As a lawyer, she said, there is no better job than being a U.S. attorney, because "at the end of the day, your job is justice."
When asked why she's leaving with three years left in her term, she said, "it seemed like this was a good time for me, for my family and for the office to take on a different challenge."
Attorney General Eric Holder praised Durkan as "a tireless advocate for the American people, the citizens of Washington State and for the cause of justice."
"Jenny Durkan exemplifies the highest standards of personal integrity and professional excellence," Holder said in a statement. "For the past five years, I have been grateful for Jenny's dedicated service and her wise counsel."
First Assistant U.S. Attorney Annette Hayes will likely step in when Durkan leaves.

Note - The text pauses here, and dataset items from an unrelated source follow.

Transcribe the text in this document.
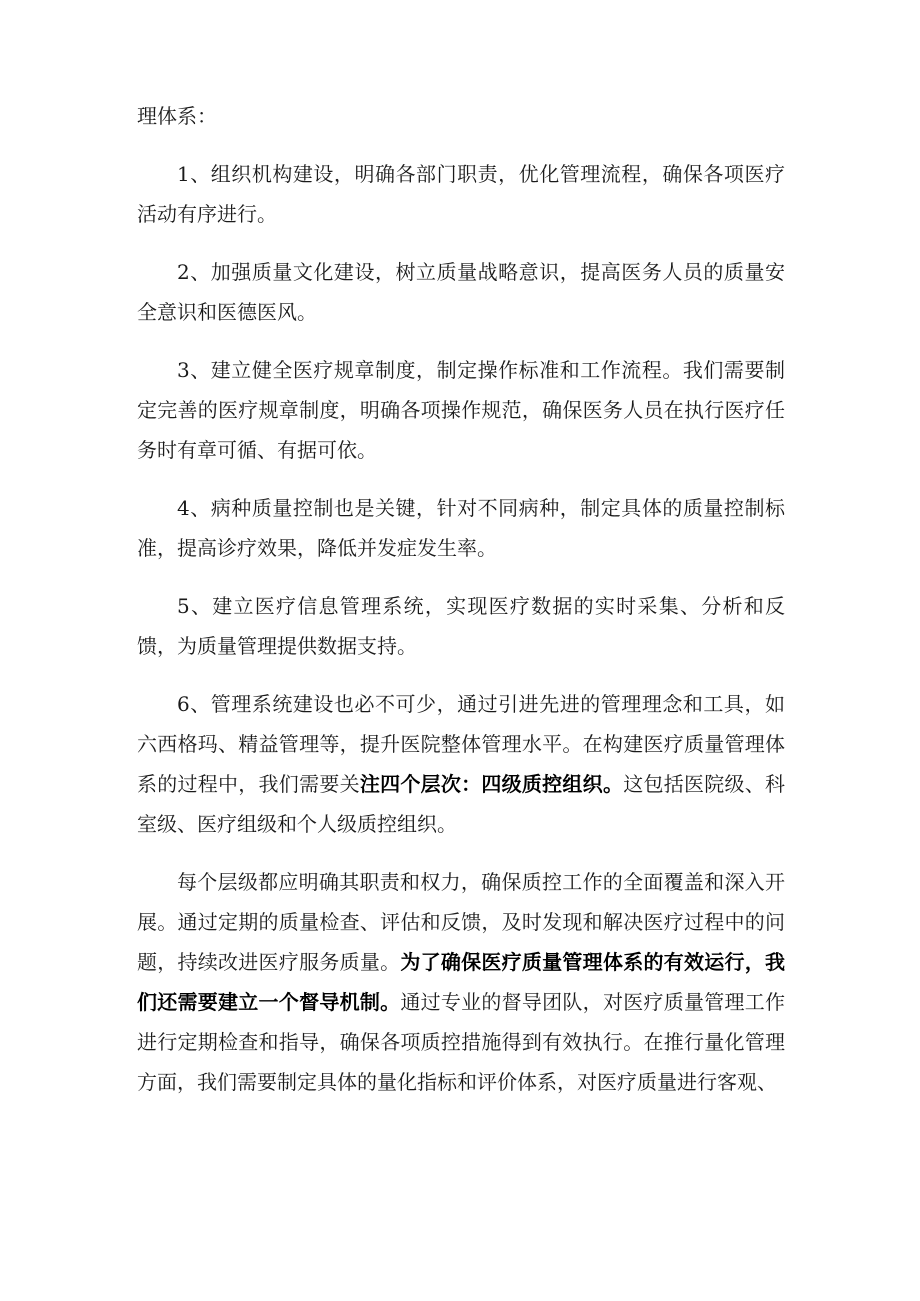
理体系：

1、组织机构建设，明确各部门职责，优化管理流程，确保各项医疗活动有序进行。

2、加强质量文化建设，树立质量战略意识，提高医务人员的质量安全意识和医德医风。

3、建立健全医疗规章制度，制定操作标准和工作流程。我们需要制定完善的医疗规章制度，明确各项操作规范，确保医务人员在执行医疗任务时有章可循、有据可依。

4、病种质量控制也是关键，针对不同病种，制定具体的质量控制标准，提高诊疗效果，降低并发症发生率。

5、建立医疗信息管理系统，实现医疗数据的实时采集、分析和反馈，为质量管理提供数据支持。

6、管理系统建设也必不可少，通过引进先进的管理理念和工具，如六西格玛、精益管理等，提升医院整体管理水平。在构建医疗质量管理体系的过程中，我们需要关注四个层次：四级质控组织。这包括医院级、科室级、医疗组级和个人级质控组织。

每个层级都应明确其职责和权力，确保质控工作的全面覆盖和深入开展。通过定期的质量检查、评估和反馈，及时发现和解决医疗过程中的问题，持续改进医疗服务质量。为了确保医疗质量管理体系的有效运行，我们还需要建立一个督导机制。通过专业的督导团队，对医疗质量管理工作进行定期检查和指导，确保各项质控措施得到有效执行。在推行量化管理方面，我们需要制定具体的量化指标和评价体系，对医疗质量进行客观、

Washington state's senators will begin the process of recommending a replacement to the White House. Obama will then nominate a new U.S. attorney to the Senate for confirmation.
In the post, Durkan was involved in talks where Seattle agreed to an independent monitor of the police force as part of a deal with the Justice Department over excessive force. She also has led the federal agency's subcommittee on cybercrime and intellectual property enforcement.
Cybercrime is "the single greatest threat to our national security, privacy and economy," Durkan said. "It has an impact on every person, every company and our country."
Shifts in technology and innovations have led to privacy concerns and left the U.S. vulnerable, she said.
In one example, Durkan's office prosecuted Russian hacker Roman Seleznev, whose laptop contained 1 to 2 million stolen credit card numbers when he was arrested, she said. He pleaded not guilty to 29 charges Aug. 8.
Durkan, who's the daughter of late Democratic state Sen. Martin Durkan and previously served as Gov. Chris Gregoire's longtime counsel, said she has no political aspirations. She plans to stay in Seattle and wants to serve the community.
"I think that it's very important for people in any public service role to remember that they serve for the public and not for themselves," Durkan said. "It's far easier to stay too long than to leave at the right time."